Cuando los feligreses salen contentos de la iglesia es que el sermón del día ha estado bien. Y del templo de Mendizorroza, el lunes por la noche, la mayor parte del público salió con una sonrisa en la boca y un chute de energía en el cuerpo, indicativos ambos de que la Noche del Gospel había conectado de forma directa con los presentes. Fueron dos horas casi sin bajar el motor de revoluciones, 120 minutos de cánticos, palmas, emociones, bailes, y subidas y bajadas del escenario. ¿Sobraron algunas cosas? ¿Faltaron otras? ¿Se podía haber hecho esto o lo otro? Tal vez, pero es que hay veces en las que intentar analizar con frialdad un recital como el de Craig Adams y su gente es del todo imposible.

En Mendizorroza hacía un calor terrible ya antes de que los músicos salieran al escenario, un polideportivo, por cierto, que presentó una entrada bastante buena, y eso que en las zonas de abonos numerados y de invitados había algunas calvas. Como curiosidad, decir que en este último espacio estuvo (disfrutando mucho, además) la pareja norteamericana que ha ganado un novedoso concurso del Lincoln Center cuyo premio es el festival de Gasteiz.

El inicio del concierto fue un perfecto indicativo de por dónde quería Adams y The Voices of New Orleans, es decir, una combinación de ritmo, fuerza y palmas sin parar. Y el público entró rápido en el juego del joven intérprete norteamericano, vestido bajo ese particular sentido de la elegancia que sólo tienen los músicos afroamericanos (bueno, ellos y Chick Corea). La temperatura fue subiendo a cada tema y tanto los que estaban sobre el escenario como los que se encontraban fuera de él sudaron cada minuto de una actuación en la que encontrar una canción un poco más relajada fue un milagro.

Sí, se puede decir que Adams no demostró sus dotes al órgano y se quedó sólo en el piano, o que abusó de los finales interrumpidos una y mil veces, que no usó a dos de sus tres solistas, que casi no dio oportunidad a unos reseñables Reginald Nicholas a la guitarra y Alvin Ford Jr. a la batería, o que repitió demasiado sus particulares bailes. Pero buscar en estos y otros detalles mínimos pegas para afear el recital sería confundirse.

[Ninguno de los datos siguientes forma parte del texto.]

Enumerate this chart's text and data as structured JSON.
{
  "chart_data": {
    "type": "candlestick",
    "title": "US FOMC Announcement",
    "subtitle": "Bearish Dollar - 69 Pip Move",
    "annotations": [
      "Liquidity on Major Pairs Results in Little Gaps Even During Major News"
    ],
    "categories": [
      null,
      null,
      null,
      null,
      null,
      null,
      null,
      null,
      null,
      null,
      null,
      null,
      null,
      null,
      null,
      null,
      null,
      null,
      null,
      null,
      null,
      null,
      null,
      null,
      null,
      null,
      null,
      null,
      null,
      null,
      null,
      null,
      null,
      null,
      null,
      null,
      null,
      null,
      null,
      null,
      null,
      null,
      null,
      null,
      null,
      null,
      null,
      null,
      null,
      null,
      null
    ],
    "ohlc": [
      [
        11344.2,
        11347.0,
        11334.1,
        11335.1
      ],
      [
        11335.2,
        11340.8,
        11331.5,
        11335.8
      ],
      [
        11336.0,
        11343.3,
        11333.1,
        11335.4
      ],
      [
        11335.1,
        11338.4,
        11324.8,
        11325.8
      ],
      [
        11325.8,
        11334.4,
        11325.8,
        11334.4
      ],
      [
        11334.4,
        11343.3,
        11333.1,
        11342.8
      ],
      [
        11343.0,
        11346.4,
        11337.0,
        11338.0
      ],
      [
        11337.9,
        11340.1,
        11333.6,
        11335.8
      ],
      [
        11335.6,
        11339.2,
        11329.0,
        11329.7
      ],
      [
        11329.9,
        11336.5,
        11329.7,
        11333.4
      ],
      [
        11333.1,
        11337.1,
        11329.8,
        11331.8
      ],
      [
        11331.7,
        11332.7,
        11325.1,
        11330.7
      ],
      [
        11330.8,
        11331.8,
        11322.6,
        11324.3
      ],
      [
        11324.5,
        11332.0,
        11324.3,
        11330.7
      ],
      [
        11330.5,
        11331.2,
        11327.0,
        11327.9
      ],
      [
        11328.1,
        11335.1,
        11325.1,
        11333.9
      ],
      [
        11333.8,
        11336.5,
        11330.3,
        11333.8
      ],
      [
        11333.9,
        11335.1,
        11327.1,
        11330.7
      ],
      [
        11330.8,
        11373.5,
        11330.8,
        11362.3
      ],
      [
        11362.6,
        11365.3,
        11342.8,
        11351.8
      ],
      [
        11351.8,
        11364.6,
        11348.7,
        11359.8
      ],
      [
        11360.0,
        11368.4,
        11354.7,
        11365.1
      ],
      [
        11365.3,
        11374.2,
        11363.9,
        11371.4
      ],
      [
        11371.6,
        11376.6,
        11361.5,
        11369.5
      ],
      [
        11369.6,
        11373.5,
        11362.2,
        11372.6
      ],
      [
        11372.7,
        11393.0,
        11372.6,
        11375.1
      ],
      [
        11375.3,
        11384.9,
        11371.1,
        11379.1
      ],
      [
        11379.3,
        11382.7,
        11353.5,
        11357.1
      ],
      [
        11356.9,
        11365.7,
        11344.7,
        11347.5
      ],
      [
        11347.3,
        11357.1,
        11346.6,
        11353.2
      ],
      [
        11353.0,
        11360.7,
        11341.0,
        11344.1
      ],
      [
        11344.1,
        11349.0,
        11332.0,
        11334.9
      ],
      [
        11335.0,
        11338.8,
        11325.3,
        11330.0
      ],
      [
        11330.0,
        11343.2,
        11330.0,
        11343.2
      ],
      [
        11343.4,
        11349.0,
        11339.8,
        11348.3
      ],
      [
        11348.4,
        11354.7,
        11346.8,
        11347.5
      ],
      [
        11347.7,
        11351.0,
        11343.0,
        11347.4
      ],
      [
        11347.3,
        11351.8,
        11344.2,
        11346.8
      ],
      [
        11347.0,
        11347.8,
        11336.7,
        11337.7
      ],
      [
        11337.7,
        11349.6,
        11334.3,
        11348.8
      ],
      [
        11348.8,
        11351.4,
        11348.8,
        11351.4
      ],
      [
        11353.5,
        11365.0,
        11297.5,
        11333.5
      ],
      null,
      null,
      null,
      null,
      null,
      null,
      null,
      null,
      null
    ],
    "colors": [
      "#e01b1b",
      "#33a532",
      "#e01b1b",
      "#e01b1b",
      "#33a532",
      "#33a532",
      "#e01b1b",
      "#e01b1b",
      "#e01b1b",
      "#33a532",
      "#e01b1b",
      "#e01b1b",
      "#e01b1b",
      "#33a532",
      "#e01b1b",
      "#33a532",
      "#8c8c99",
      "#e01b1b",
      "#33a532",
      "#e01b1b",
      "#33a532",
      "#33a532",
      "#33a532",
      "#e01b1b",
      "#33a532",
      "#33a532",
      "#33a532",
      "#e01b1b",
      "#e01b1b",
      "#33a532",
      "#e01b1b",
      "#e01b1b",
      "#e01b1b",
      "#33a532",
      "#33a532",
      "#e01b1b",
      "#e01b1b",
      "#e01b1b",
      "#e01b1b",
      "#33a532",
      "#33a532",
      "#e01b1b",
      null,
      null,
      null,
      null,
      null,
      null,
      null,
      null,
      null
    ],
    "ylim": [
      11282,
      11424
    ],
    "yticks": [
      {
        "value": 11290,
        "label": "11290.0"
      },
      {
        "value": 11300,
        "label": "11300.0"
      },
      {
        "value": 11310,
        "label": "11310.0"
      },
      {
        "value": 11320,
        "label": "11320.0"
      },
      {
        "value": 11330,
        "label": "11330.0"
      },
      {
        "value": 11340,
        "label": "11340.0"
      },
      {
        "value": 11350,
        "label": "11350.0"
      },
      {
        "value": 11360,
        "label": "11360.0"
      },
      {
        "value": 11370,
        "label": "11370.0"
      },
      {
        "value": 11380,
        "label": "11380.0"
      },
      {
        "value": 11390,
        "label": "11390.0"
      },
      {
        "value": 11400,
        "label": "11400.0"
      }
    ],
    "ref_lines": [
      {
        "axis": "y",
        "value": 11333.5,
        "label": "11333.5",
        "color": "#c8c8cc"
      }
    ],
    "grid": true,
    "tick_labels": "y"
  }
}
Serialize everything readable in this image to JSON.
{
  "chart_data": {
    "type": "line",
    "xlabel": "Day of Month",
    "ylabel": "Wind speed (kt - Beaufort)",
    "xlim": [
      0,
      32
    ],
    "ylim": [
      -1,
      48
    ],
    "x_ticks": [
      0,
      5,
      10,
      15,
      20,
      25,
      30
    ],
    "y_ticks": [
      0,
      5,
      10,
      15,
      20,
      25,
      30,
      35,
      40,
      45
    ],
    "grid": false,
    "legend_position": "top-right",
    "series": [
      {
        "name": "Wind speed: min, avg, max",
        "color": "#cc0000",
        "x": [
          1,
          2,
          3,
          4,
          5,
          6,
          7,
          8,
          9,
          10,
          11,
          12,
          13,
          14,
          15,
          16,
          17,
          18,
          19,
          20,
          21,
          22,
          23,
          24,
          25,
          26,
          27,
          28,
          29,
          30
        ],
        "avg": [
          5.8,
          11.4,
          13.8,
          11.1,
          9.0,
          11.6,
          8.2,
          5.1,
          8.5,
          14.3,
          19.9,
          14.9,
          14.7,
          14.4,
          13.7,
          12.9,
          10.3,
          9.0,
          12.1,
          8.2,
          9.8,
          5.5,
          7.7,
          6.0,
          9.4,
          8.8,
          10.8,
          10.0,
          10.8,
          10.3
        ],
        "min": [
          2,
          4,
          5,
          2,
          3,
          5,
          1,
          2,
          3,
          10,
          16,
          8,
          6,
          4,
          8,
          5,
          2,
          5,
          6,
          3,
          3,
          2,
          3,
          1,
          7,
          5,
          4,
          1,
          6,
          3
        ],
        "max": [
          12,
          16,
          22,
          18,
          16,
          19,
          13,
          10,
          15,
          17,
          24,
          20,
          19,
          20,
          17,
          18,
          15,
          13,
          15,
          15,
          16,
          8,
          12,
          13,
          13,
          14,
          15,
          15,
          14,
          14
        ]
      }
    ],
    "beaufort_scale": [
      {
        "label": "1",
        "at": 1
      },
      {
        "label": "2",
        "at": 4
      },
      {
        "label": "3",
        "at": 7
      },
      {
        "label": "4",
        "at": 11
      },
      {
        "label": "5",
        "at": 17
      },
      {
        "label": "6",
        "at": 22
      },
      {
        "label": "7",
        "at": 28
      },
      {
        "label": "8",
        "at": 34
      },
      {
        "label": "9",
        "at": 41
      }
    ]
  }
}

Cuando un concierto que dura dos horas sin descanso a más de uno se le pasa como si fueran cinco minutos hay poco que añadir. Máxime teniendo en cuenta que un buen número de los presentes estuvo casi todo el rato puesto en pie. Adams desplegó muchas de sus armas para caminar por el gospel, el rock, el blues y el jazz, y para ganarse uno a uno a cada espectador. Al respetable, como si fuera Iggy Pop y ante los gestos de miedo de su representante (que se llevó las manos a la cabeza), le subió al escenario en pleno Oh, when the saints go marching in. Le hizo dejarse las manos, moverse y cantar. Y eso mientras dirigía cada detalle con una simple mirada, un gesto o un movimiento de cabeza.

Tanto al piano como cantando, Craig supo en cada momento qué necesitaba la actuación, más allá de que insistiera una y otra vez en los finales en tres partes (en alguno de ellos con sus acompañantes congelados en el escenario). Hubo pocos momentos para el respiro, siendo el más especial la versión de What a wonderful world.

Hasta dos veces se bajó el grupo del escenario, bises ya previstos que llegaron a su punto final con todo un acierto, la interpretación (ya sin el coro) de Blueberry Hill, canción que en su día, tras darle un toque a rock and roll, popularizó Fats Domino, es decir, el tío de Adams.

Después de eso, la iglesia de Mendizorroza encendió las luces y se quedó en calma. Y el personal se fue a casa con el alma ganada por el gran Craig.